— Я бы на твоем месте поостерегся, — сообщил Леннон, вынимая изо рта жевательную резинку и прилепляя ее к своим же каракулям.
— Ну, я не знаю, — пробормотал ударник, — мне же надо когда-то играть, ведь так?
— Вот в этом и весь вопрос, Рич. Надо ли тебе играть? — иезуитским тоном спросил Пол. — Ты ведь еще не знаешь, что играть. Не разобрался. Не врубился. А уже лупишь в там-тамы и пляшешь у костра. А ведь ничего еще не ясно…
— Тело священника еще не разделано, — подтвердил Леннон.
— И мы еще не знаем. Может, здесь вообще не будет ударных? Может, это будет легкая пьеска, прелюдия в стиле Баха? — продолжал пытать Маккартни.
— Ну, я тогда вообще играть отказываюсь, — сообщил Рич, услышав имя Баха.
— Проконтролируй! — холодно приказал Пол Харрисону.
Джордж подошел к обиженному ударнику, у которого нос от расстройства еще больше распух, нежно взял за руку и прошептал, как девице, на ухо:
— А не хочешь ли ты, Рич, перекурить со мной в коридоре?
— Хочу, — охотно откликнулся тот. — А эти что? Курить не будут?
— Эти уже накурились, — сообщил Харрисон. — Теперь добавят колес — и готово дело!
— Что ж. Курить так курить, — покорно согласился ударник.
Джордж, обнимая его за талию, вывел в коридор.
— Ну как тебе лягушка? — спросил Маккартни, когда они остались одни. Понравилась?
— Я не знаю, — неожиданно серьезно сказал Леннон. — Не уверен.

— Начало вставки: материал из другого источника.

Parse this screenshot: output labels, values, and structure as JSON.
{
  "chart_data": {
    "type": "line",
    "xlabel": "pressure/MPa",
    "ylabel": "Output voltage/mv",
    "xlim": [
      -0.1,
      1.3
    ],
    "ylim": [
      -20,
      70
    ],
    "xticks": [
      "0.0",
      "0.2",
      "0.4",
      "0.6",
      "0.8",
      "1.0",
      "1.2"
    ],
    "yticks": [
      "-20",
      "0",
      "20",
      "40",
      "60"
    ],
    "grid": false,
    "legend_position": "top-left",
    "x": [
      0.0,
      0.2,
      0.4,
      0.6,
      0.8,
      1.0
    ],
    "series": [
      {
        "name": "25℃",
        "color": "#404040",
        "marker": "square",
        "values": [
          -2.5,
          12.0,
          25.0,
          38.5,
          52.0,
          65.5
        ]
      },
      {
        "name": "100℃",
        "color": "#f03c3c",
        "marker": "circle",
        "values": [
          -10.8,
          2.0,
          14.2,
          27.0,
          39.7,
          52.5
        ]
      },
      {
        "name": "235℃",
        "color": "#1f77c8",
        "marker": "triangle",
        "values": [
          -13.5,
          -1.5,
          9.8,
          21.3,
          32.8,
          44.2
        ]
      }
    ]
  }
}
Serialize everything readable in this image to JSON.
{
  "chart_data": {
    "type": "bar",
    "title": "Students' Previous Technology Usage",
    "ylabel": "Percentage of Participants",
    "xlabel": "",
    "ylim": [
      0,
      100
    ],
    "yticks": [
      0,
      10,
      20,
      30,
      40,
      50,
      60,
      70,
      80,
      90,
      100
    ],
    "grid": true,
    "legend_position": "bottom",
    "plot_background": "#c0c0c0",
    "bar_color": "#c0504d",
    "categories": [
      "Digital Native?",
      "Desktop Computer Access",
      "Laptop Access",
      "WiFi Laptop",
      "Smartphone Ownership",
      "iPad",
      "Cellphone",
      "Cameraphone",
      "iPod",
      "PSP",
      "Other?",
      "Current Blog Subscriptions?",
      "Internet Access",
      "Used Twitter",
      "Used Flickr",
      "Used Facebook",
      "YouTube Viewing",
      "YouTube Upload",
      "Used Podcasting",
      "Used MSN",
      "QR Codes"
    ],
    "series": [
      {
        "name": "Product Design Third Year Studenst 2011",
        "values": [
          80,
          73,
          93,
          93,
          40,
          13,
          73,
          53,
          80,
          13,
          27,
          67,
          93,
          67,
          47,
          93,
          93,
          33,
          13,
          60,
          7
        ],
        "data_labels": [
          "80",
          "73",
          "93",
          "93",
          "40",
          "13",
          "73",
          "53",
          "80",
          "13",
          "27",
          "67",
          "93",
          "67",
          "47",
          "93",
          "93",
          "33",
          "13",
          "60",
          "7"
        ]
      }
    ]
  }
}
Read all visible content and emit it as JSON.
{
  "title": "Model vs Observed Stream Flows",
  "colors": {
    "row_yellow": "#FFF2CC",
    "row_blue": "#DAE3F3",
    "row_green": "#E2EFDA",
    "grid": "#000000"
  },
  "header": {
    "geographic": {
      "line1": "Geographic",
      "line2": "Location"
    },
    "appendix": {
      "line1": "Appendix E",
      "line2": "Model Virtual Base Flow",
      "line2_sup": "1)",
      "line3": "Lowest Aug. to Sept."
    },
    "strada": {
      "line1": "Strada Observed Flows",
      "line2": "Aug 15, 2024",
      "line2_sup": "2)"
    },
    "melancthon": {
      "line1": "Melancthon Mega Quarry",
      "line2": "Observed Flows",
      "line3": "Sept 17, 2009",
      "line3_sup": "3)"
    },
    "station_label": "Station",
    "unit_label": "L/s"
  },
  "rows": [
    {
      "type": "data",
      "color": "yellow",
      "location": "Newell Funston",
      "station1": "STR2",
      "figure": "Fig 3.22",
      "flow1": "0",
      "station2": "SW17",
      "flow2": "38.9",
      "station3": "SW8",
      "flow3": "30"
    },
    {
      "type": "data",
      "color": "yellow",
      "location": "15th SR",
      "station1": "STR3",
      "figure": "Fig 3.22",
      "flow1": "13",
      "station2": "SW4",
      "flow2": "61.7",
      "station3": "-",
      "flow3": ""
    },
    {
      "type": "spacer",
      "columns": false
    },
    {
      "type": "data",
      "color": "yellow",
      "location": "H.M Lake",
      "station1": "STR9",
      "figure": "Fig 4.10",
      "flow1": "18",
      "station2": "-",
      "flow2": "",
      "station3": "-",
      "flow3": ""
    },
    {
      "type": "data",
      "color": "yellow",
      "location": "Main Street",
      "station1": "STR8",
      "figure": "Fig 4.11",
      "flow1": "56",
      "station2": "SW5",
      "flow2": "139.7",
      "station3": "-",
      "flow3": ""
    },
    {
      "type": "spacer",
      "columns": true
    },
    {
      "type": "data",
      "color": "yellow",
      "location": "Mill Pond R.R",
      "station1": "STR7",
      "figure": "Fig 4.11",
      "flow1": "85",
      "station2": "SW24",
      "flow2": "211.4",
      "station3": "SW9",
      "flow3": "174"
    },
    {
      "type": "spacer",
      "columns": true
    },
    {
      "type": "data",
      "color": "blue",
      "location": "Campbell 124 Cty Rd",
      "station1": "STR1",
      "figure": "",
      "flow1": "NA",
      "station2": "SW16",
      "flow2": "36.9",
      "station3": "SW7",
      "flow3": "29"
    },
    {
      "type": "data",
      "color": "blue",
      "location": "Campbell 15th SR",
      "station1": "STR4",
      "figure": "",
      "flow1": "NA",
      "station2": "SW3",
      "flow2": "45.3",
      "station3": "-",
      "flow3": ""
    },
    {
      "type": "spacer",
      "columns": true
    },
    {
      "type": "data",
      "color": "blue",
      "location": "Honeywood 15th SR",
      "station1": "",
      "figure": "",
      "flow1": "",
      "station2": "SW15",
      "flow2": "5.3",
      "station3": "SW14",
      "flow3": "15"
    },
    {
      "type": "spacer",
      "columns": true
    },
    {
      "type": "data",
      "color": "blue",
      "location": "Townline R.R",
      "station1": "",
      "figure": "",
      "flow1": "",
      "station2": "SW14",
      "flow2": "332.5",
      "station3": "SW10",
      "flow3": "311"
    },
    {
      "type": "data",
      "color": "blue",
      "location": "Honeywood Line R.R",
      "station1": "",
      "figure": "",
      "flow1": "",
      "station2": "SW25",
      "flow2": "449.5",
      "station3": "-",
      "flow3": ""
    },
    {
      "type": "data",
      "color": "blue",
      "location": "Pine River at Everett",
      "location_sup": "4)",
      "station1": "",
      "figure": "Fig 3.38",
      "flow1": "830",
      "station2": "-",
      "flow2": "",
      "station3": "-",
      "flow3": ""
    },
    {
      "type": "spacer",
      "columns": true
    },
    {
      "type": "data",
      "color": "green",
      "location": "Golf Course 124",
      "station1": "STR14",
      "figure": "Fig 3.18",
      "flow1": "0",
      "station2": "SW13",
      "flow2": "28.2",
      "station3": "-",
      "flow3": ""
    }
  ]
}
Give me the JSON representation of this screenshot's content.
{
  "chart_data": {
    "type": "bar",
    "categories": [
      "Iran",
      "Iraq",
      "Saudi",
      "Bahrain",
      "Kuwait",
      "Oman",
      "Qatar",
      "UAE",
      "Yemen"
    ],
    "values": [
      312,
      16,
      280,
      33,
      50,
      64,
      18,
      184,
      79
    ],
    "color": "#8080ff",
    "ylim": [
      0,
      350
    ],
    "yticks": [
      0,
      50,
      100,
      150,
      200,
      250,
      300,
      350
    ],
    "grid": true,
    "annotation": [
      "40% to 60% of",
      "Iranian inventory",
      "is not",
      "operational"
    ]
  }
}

— Тогда, может быть, прослушаешь мою? — И Пол, не дожидаясь ответа, сыграл партнеру песню про домохозяйку, с которой до этого знакомил Харрисона.
После того, как отзвучал последний аккорд, возникла долгая напряженная пауза. Но Маккартни взял себя в руки и все-таки дождался, чтобы Леннон нарушил ее первым.
— Это — явный хит, — неохотно признался Джон. — Только все равно… отдает халтурой!
— Почему же?
— Ты скрываешься. Таишься. Какая-то домашняя хозяйка! Какое она имеет отношение к твоей душе? А что там у тебя внутри, неясно. А только это, по-моему, цепляет.
— А твой бульдоляг имеет отношение к твоей душе? — с обидой спросил Пол.
— Нет, — коротко ответил Леннон.
— Значит, не будем записывать?
— Будем. Потому что нет ничего другого…
Пол встал из-за фортепьяно и потянулся, разминая суставы. В лопатках его затрещали свалявшиеся крылья.
— А я тебе давно говорил! Давно предупреждал!
— Что ты говорил? — окрысился Джон.
— А то. Нужны новые формы! Мы давно выросли из трусов милой песенки! Куплет, припев, куплет, проигрыш. Сколько можно? С самоката нужно пересаживаться хотя бы на велосипед!
— Для велосипеда нужно иметь хотя бы две ноги, — неопределенно сказал Леннон, устремившись мутным взглядом поверх головы партнера.
— Пойми, от нас все ждут очередного прорыва! Давай напишем оперу.
— Чего? — промычал Леннон, хлопая ресницами.
— Ну, мюзикл, на худой конец! Что ты кипятишься? — потерял терпение Пол. — Я же не заставляю тебя играть Равеля!
— Спасибо, брат! Спасибо, что этого еврея ты оставил при себе!
— Заткнись! — почти ласково сказал Маккартни.
— Это ты заткнись, Пол! Ты заткнись! — заорал Леннон с неожиданной страстью. — Не Равель нужен, не Бах или другой гнойный пидор! Нужно наше время и наши проблемы! Несчастная душа человеческая, которую измудохали эти подонки, — политики и военные!
— Хорошо, хорошо, — пошел на попятный Пол, потому что больше всего в жизни опасался скандалов и драк. — Пропусти Равеля через электричество, и я соглашусь!
— Не буду я пропускать Равеля через электричество! — нахохлился Джон. — Я лучше городской фольклор пропущу через электричество!
— Городской фольклор!.. Ты и такие слова знаешь? Не ожидал!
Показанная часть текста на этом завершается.